Bug 5486 - Regex: Names of Unicode code blocks
Summary: Regex: Names of Unicode code blocks
Status: CLOSED FIXED
Alias: None
Product: XML Schema
Classification: Unclassified
Component: Datatypes: XSD Part 2 (show other bugs)
Version: 1.1 only
Hardware: PC Windows XP
: P3 normal
Target Milestone: ---
Assignee: C. M. Sperberg-McQueen
QA Contact: XML Schema comments list
URL:
Whiteboard: cluster: regex
Keywords: editorial
Depends on:
Blocks:
 
Reported: 2008-02-16 10:43 UTC by Michael Kay
Modified: 2009-03-11 23:29 UTC (History)
1 user (show)

See Also:


Attachments

Description Michael Kay 2008-02-16 10:43:52 UTC
XML Schema Part 2 in 1.1 references Unicode 4.1 rather than Unicode 3.1.

Some of the names of code blocks, as used in constructs like \p{IsGreek}, have changed in different versions of Unicode, for example Greek is now "Greek and Coptic". This change has not been reflected in the list of allowed block names; nor is it clear how the change should be reflected, given the need for backwards compatibility.
Comment 1 Michael Kay 2008-02-16 15:20:31 UTC
Looking at the list more closely, it seems that new blocks that have been added since Unicode 3.1 are present in the table in the 1.1 spec, but blocks that have been renamed in Unicode have not been renamed in the table.
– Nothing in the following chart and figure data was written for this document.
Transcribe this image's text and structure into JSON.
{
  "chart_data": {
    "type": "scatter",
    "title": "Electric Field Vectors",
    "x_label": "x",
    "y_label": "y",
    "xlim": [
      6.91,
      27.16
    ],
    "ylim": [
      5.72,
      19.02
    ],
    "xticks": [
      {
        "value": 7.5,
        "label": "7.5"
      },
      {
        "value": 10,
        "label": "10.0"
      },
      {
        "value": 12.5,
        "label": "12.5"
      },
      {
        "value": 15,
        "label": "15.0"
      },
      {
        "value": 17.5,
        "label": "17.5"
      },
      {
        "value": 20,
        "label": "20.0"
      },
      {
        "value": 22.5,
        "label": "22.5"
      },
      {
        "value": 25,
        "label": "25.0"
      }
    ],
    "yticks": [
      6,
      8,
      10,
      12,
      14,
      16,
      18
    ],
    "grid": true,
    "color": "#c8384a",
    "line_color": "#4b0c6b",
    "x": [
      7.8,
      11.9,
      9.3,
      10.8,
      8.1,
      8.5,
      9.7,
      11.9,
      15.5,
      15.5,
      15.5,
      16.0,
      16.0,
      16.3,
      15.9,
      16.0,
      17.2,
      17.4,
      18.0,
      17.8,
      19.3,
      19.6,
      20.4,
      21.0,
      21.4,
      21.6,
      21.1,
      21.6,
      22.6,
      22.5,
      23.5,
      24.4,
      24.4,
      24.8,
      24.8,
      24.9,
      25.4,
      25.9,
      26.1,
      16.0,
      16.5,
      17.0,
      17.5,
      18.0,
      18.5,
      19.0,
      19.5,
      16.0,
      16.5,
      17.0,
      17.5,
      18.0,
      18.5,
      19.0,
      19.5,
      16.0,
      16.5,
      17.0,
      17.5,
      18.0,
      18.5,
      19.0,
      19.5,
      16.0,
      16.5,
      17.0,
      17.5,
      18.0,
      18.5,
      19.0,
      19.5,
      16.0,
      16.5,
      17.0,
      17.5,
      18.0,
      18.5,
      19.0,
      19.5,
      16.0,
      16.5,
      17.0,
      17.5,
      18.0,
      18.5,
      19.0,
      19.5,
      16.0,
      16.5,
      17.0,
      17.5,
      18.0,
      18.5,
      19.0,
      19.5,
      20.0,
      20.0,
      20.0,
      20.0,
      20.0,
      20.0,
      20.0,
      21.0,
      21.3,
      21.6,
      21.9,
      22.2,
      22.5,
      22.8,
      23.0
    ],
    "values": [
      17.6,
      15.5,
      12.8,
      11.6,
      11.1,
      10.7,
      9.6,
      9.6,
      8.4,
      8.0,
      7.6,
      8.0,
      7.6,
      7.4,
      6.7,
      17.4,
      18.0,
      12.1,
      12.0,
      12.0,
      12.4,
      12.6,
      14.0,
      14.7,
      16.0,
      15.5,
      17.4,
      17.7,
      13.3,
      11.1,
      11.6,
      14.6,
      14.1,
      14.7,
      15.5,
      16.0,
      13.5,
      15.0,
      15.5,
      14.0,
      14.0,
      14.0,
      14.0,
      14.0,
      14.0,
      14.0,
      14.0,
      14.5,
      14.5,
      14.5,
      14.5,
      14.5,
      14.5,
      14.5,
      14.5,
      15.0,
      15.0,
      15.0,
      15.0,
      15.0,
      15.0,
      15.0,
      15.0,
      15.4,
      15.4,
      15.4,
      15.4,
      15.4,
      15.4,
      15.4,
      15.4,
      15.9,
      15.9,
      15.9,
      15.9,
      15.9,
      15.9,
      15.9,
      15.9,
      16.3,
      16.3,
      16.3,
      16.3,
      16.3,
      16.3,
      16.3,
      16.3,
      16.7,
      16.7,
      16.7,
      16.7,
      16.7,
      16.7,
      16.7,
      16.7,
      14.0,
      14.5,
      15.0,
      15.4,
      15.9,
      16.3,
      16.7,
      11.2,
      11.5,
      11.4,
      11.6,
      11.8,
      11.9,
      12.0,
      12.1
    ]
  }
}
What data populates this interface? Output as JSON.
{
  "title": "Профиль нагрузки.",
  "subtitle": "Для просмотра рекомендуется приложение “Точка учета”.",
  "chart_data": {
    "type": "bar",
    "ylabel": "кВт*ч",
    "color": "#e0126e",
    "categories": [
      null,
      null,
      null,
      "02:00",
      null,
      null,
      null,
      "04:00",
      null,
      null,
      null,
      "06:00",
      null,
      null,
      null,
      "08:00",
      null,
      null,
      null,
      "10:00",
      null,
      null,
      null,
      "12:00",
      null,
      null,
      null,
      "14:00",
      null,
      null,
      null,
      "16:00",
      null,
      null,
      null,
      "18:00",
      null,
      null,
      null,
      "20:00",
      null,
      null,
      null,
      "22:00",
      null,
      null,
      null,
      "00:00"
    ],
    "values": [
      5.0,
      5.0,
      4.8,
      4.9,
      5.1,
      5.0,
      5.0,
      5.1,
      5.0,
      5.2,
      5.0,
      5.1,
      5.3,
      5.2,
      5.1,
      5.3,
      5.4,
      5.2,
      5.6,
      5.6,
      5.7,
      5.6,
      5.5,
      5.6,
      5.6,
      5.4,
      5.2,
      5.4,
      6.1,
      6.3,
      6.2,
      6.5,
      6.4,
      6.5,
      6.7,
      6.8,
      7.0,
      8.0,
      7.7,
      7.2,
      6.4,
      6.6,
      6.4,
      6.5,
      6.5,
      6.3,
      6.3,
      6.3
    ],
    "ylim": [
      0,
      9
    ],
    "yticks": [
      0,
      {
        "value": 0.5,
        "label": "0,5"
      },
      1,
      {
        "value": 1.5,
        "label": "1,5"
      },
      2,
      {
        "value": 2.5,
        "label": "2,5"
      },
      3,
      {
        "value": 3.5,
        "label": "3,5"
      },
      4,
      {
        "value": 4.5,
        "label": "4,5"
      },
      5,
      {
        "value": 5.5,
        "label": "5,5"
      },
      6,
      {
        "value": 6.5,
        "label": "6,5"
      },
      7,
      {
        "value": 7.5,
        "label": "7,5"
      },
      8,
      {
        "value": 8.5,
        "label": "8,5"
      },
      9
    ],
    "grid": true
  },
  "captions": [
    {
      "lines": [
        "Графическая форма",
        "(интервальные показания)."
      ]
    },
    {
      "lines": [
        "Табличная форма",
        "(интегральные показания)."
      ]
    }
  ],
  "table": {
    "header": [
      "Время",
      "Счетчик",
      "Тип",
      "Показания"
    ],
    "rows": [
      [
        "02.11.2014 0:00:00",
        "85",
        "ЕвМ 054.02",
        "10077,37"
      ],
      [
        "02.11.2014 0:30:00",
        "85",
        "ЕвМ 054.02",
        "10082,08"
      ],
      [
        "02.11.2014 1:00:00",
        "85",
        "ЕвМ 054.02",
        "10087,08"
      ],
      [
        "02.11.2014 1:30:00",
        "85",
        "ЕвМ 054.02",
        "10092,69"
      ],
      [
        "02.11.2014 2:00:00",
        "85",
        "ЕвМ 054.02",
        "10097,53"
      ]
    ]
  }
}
This is probably the right thing to do, but it merits a note. The statement (part of a Definition no less) "The set containing all characters that have block name X (with all white space stripped out), can be identified with a block escape \p{IsX}." appears not in fact to be normative; I think we must assume that it is intended that the table should contain the normative names of the blocks.

I'm also puzzled by a bit of history. XML Schema 1.0 First Edition contained a number of blocks in the non-BMP area, such as MusicalSymbols. These disappeared in the second edition of 1.0, but there appears to have been no erratum, and the changes are not highlighted in the change-marked version of the (1.0 2e) spec. How can this have happened?
Comment 2 Paul Biron 2008-02-16 15:48:03 UTC
For what it's worth, the original table in 1.0 was generated from a perl script I wrote that read the Unicode DB and output the table.  I'll look and see if still have that...although it may have gotten lost when I left Kaiser.
Comment 3 C. M. Sperberg-McQueen 2008-05-09 20:01:54 UTC
The XML Schema working group discussed this issue today and reached the
following tentative conclusions:

  - Implementations are required to support a particular version of
    the Unicode Database and may support later versions.
  - In supporting any version of the Unicode Database, the normative
    statement of block names is that of the database (modified for use
    in regular expressions by the space-removal algorithm given in the
    spec).
  - (As a result:) The list of block names given in XSD 1.0 and 1.1 is
    informative, not normative.

As a result, we are classifying the issue as editorial and instructing the
editors to clean up the problem by aligning the block names with the
appropriate version of the Unicode Database and by making clearer that the
list given is informative not normative.  The editors are also instructed
to spend a little time trying to figure out why the changes made between 
1.0 1E and 2E aren't shown with change coloring in 2E's diffed version.
Comment 4 Michael Kay 2008-10-28 12:06:59 UTC
See also

http://lists.w3.org/Archives/Public/www-xml-schema-comments/2008OctDec/0076.html

from James Clark
Comment 5 Michael Kay 2009-03-11 23:29:36 UTC
The proposed fix appears to be present in the Jan 2009 draft. I am therefore marking this fixed and closed.